Following last year’s tumultuous events, the implications of the presidential search process are high. During the presidential search process, students, faculty and staff must be engaged, but not without the cooperation of the Ithaca College Board of Trustees and the presidential search committee.
This means scheduling community events during times that allow for the greatest number of students and faculty members to attend — not during popular class periods — as well as allowing staff members to attend if the sessions take place during the work day. This also means advertising the visits of the finalists so that the community is fully aware of when they will be taking place. This does not mean one or two Intercom announcements — it means flyers across campus and email alerts sent to members of the college community.

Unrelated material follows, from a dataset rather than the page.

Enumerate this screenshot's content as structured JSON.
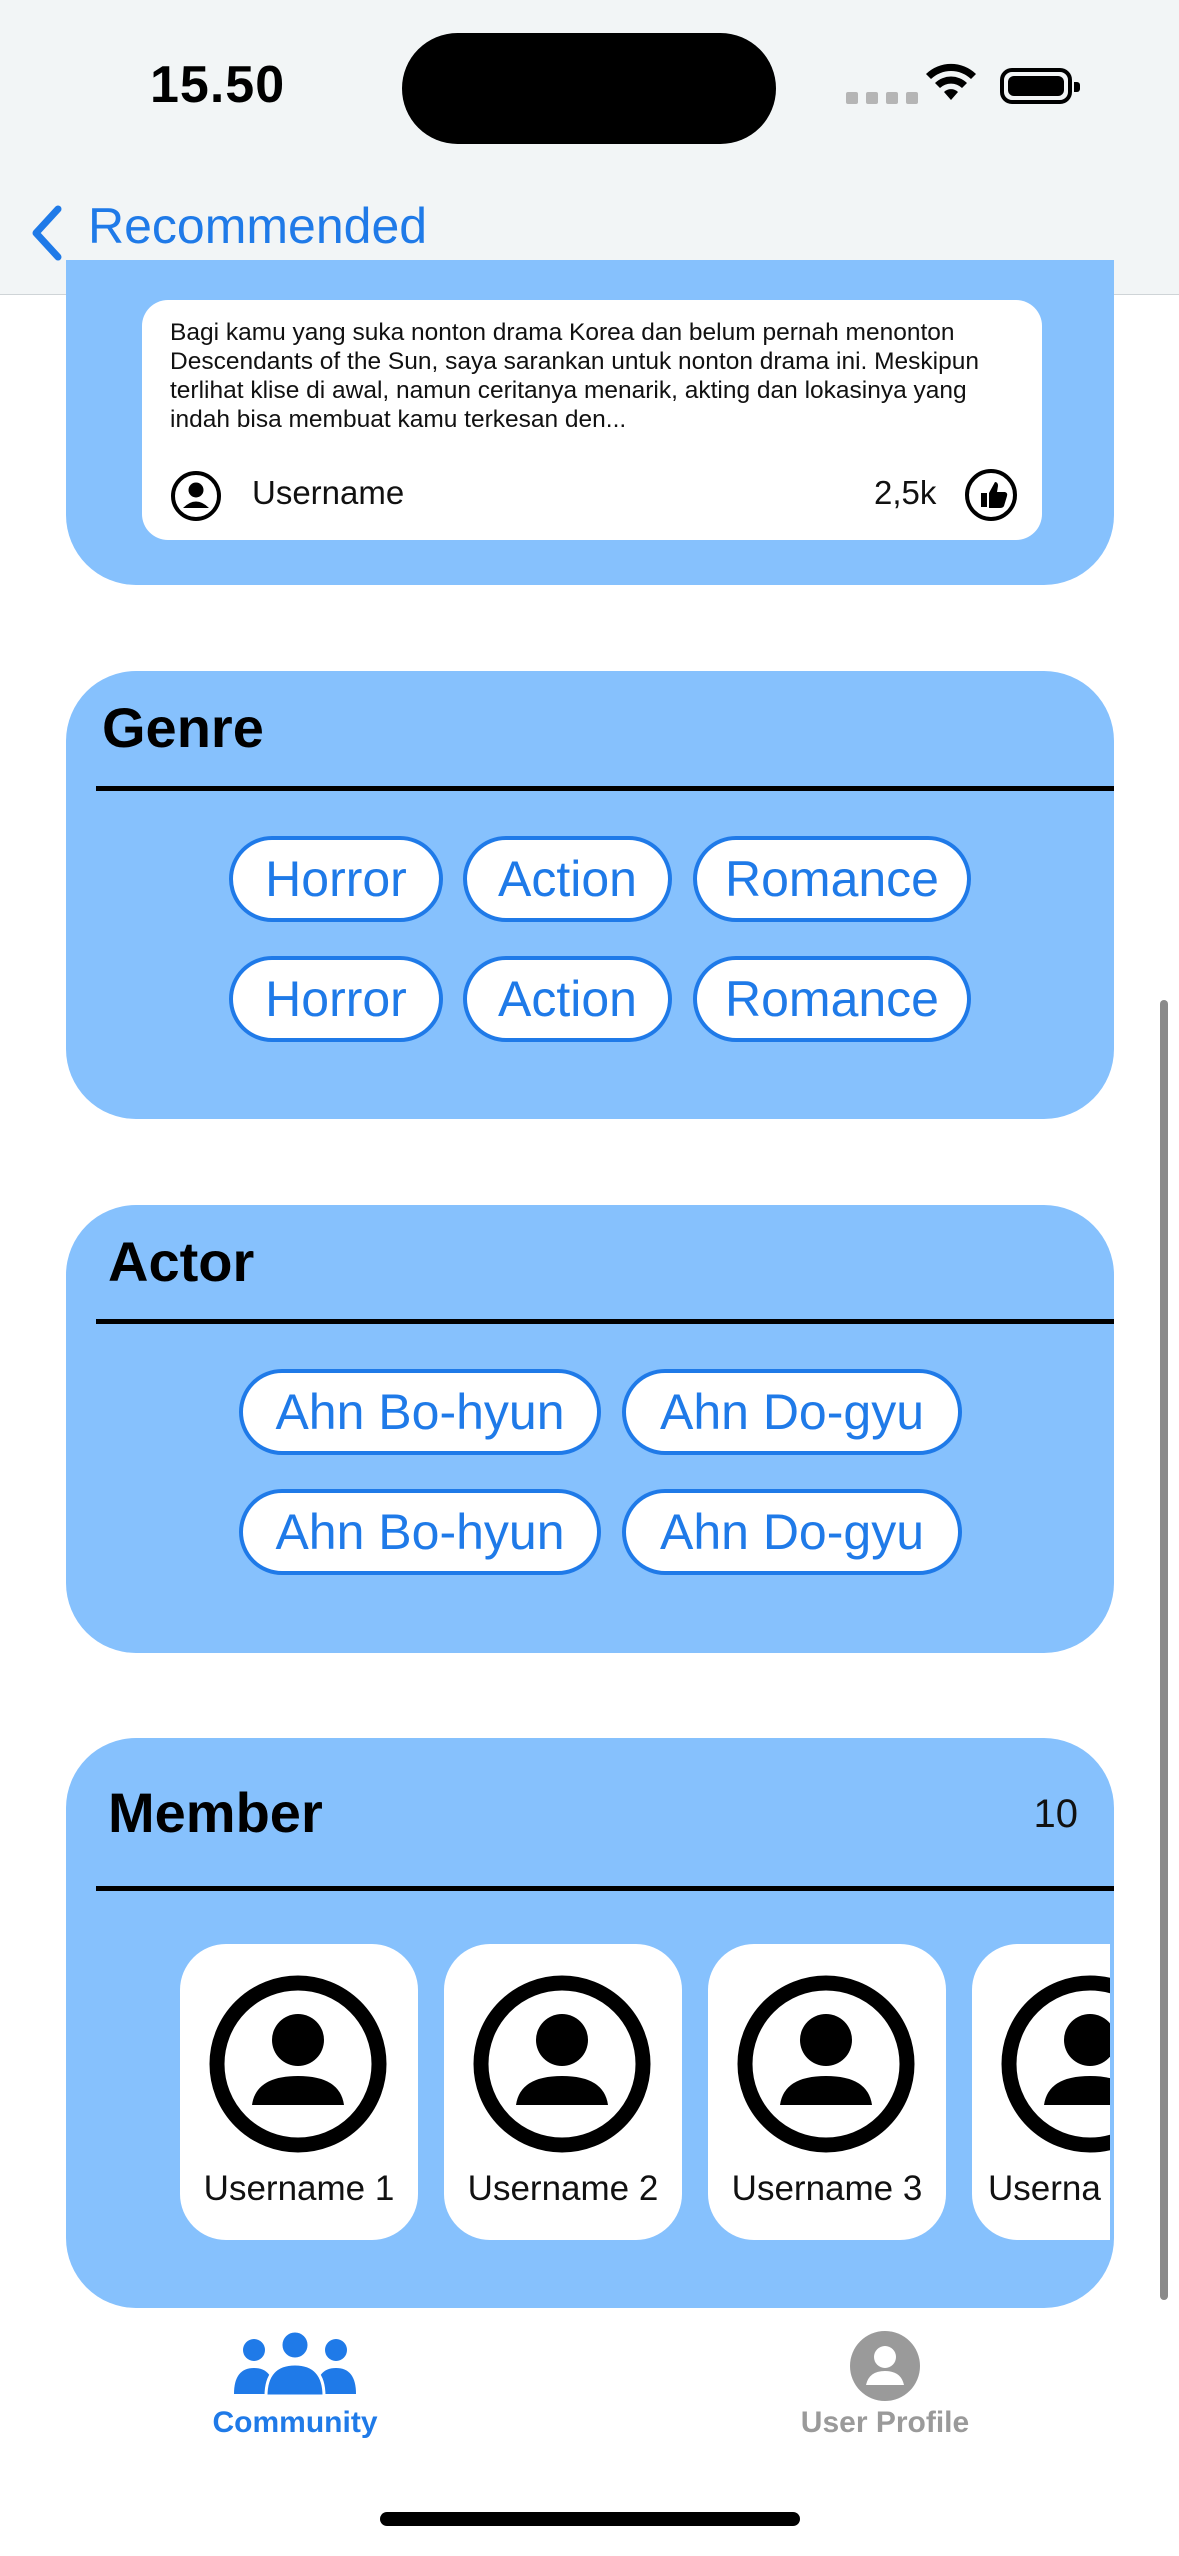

Even if all this is accomplished, it is further imperative for committee members and the board of trustees to listen to the critiques put forth by former constituents of the candidates.

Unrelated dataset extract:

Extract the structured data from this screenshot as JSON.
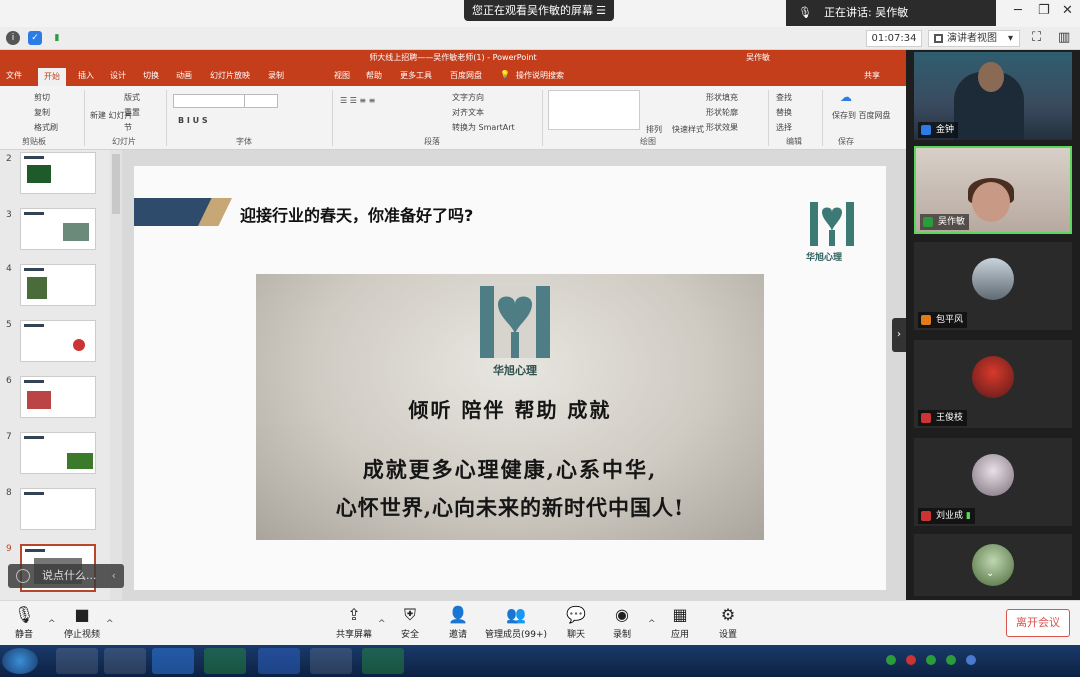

In 2008, during the last presidential search, which ultimately chose president Tom Rochon, a background search by The Ithacan into Rochon’s tenure at the University of St. Thomas and input from his colleagues revealed red flags that the search committee should have taken more seriously.
The UST administration canceled an appearance from South African social rights activist Desmond Tutu, and a professor was removed from her position after voicing her opposition to the decision. As The Ithacan reported on March 27, 2008:
Carl Mickman, president of the St. Thomas undergraduate student government, said that when asked about the incident, Rochon and Dease were not receptive to concerns.

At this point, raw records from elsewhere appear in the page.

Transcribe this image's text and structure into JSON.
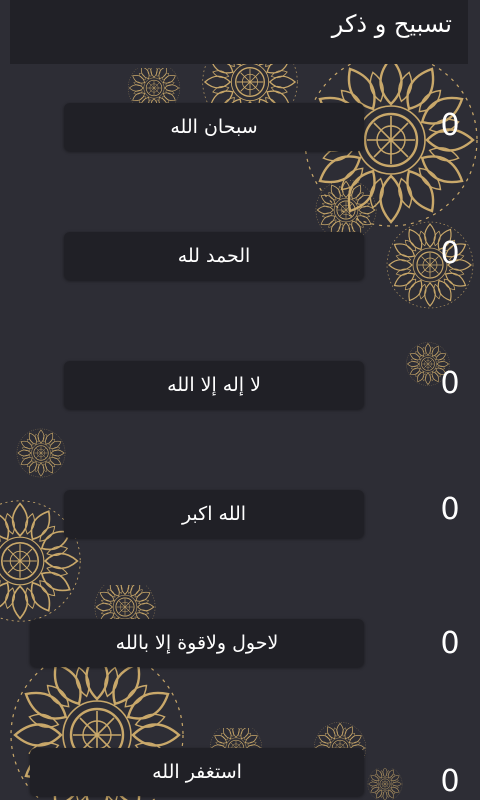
{
  "header": {
    "title": "تسبيح و ذكر"
  },
  "dhikr_items": [
    {
      "label": "سبحان الله",
      "count": "0"
    },
    {
      "label": "الحمد لله",
      "count": "0"
    },
    {
      "label": "لا إله إلا الله",
      "count": "0"
    },
    {
      "label": "الله اكبر",
      "count": "0"
    },
    {
      "label": "لاحول ولاقوة إلا بالله",
      "count": "0"
    },
    {
      "label": "استغفر الله",
      "count": "0"
    }
  ],
  "colors": {
    "background": "#2d2d35",
    "bar": "#212127",
    "ornament_gold": "#c9a86a",
    "text": "#ffffff"
  },
  "icons": {
    "ornament": "mandala-ornament-icon"
  }
}
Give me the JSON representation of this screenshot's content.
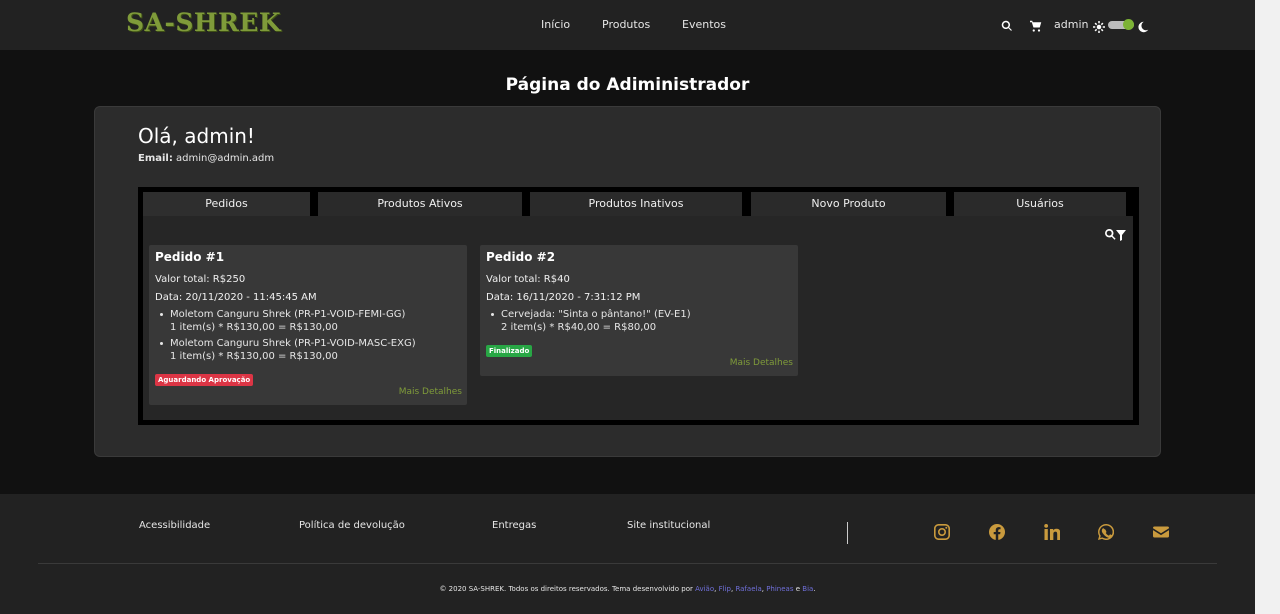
{
  "navbar": {
    "logo": "SA-SHREK",
    "links": [
      "Início",
      "Produtos",
      "Eventos"
    ],
    "user": "admin",
    "icons": [
      "search-icon",
      "cart-icon",
      "sun-icon",
      "moon-icon"
    ],
    "dark_mode": true
  },
  "page": {
    "title": "Página do Adiministrador"
  },
  "admin": {
    "greeting": "Olá, admin!",
    "email_label": "Email:",
    "email": "admin@admin.adm"
  },
  "tabs": [
    "Pedidos",
    "Produtos Ativos",
    "Produtos Inativos",
    "Novo Produto",
    "Usuários"
  ],
  "orders": [
    {
      "title": "Pedido #1",
      "total": "Valor total: R$250",
      "date": "Data: 20/11/2020 - 11:45:45 AM",
      "items": [
        {
          "name": "Moletom Canguru Shrek (PR-P1-VOID-FEMI-GG)",
          "calc": "1 item(s) * R$130,00 = R$130,00"
        },
        {
          "name": "Moletom Canguru Shrek (PR-P1-VOID-MASC-EXG)",
          "calc": "1 item(s) * R$130,00 = R$130,00"
        }
      ],
      "status": "Aguardando Aprovação",
      "status_color": "#dc3545",
      "more": "Mais Detalhes"
    },
    {
      "title": "Pedido #2",
      "total": "Valor total: R$40",
      "date": "Data: 16/11/2020 - 7:31:12 PM",
      "items": [
        {
          "name": "Cervejada: \"Sinta o pântano!\" (EV-E1)",
          "calc": "2 item(s) * R$40,00 = R$80,00"
        }
      ],
      "status": "Finalizado",
      "status_color": "#28a745",
      "more": "Mais Detalhes"
    }
  ],
  "footer": {
    "links": [
      "Acessibilidade",
      "Política de devolução",
      "Entregas",
      "Site institucional"
    ],
    "social_icons": [
      "instagram-icon",
      "facebook-icon",
      "linkedin-icon",
      "whatsapp-icon",
      "email-icon"
    ],
    "copyright_prefix": "© 2020 SA-SHREK. Todos os direitos reservados. Tema desenvolvido por",
    "authors": [
      "Avião",
      "Flip",
      "Rafaela",
      "Phineas",
      "Bia"
    ],
    "sep_comma": ",",
    "sep_and": "e",
    "end": "."
  },
  "colors": {
    "accent": "#7f9b3a",
    "social": "#c99a3d",
    "author_link": "#6f6fd8"
  }
}
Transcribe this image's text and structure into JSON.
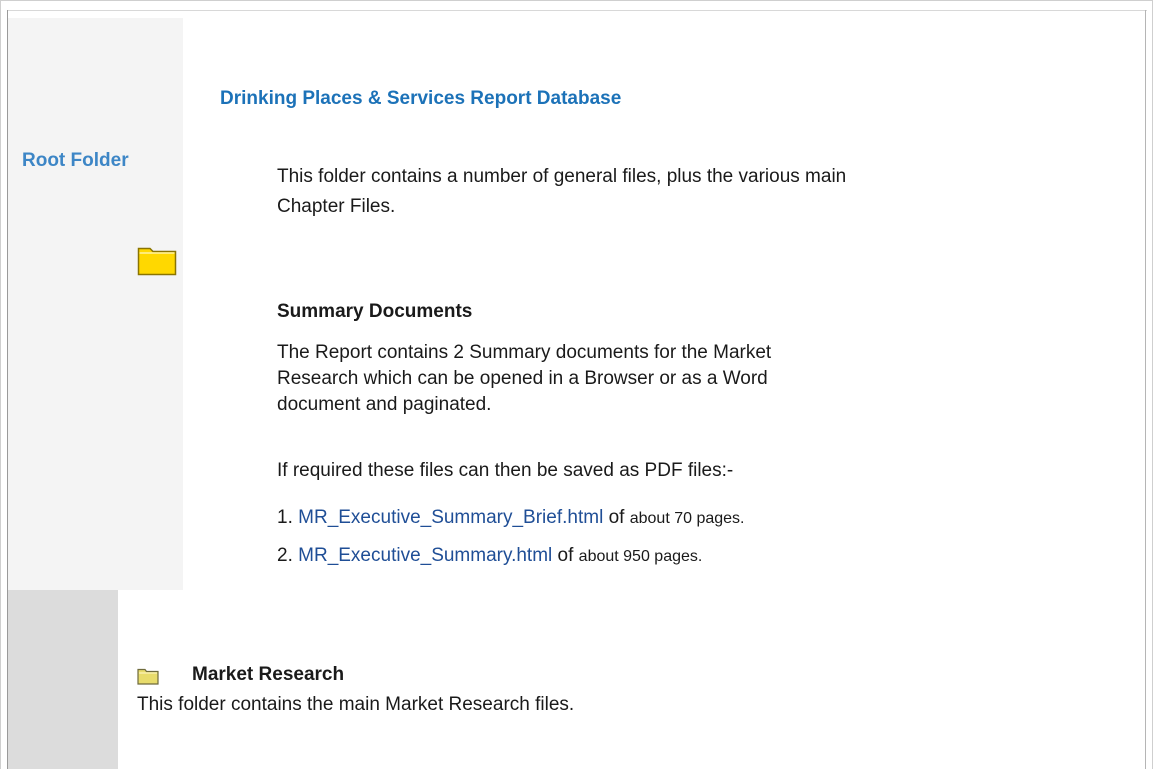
{
  "sidebar": {
    "root_folder_label": "Root Folder"
  },
  "main": {
    "title": "Drinking Places & Services Report Database",
    "intro": "This folder contains a number of general files, plus the various main Chapter Files.",
    "summary": {
      "heading": "Summary Documents",
      "description": "The Report contains 2 Summary documents for the Market Research which can be opened in a Browser or as a Word document and paginated.",
      "pdf_note": "If required these files can then be saved as PDF files:-",
      "documents": [
        {
          "number": "1.",
          "link": "MR_Executive_Summary_Brief.html",
          "of": "of",
          "pages": "about 70 pages."
        },
        {
          "number": "2.",
          "link": "MR_Executive_Summary.html",
          "of": "of",
          "pages": "about 950 pages."
        }
      ]
    }
  },
  "market_research": {
    "title": "Market Research",
    "description": "This folder contains the main Market Research files."
  },
  "icons": {
    "root_folder": "folder-icon",
    "market_research_folder": "folder-icon"
  },
  "colors": {
    "link_blue": "#1c72b8",
    "root_link": "#3d86c6",
    "doc_link": "#1f4e96",
    "folder_yellow": "#ffd800"
  }
}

“Complete silence,” he said. “They were really just not willing to discuss a lot of these things with students.”
Agapitos Papagapitos, chair of the St. Thomas economics department and chair-elect of the faculty senate, said his first two years dealing with Rochon were rocky, but since then, the relationship between Rochon and the faculty has improved.
“He has become a better listener,” Papagapitos said. “I think he has understood better what the culture of the university is. He has become a person who leads with more consensus than he was at the beginning.”
Eight years later, he seems to have regressed. This should be a lesson for this new presidential search committee: take all comments seriously when considering the next president.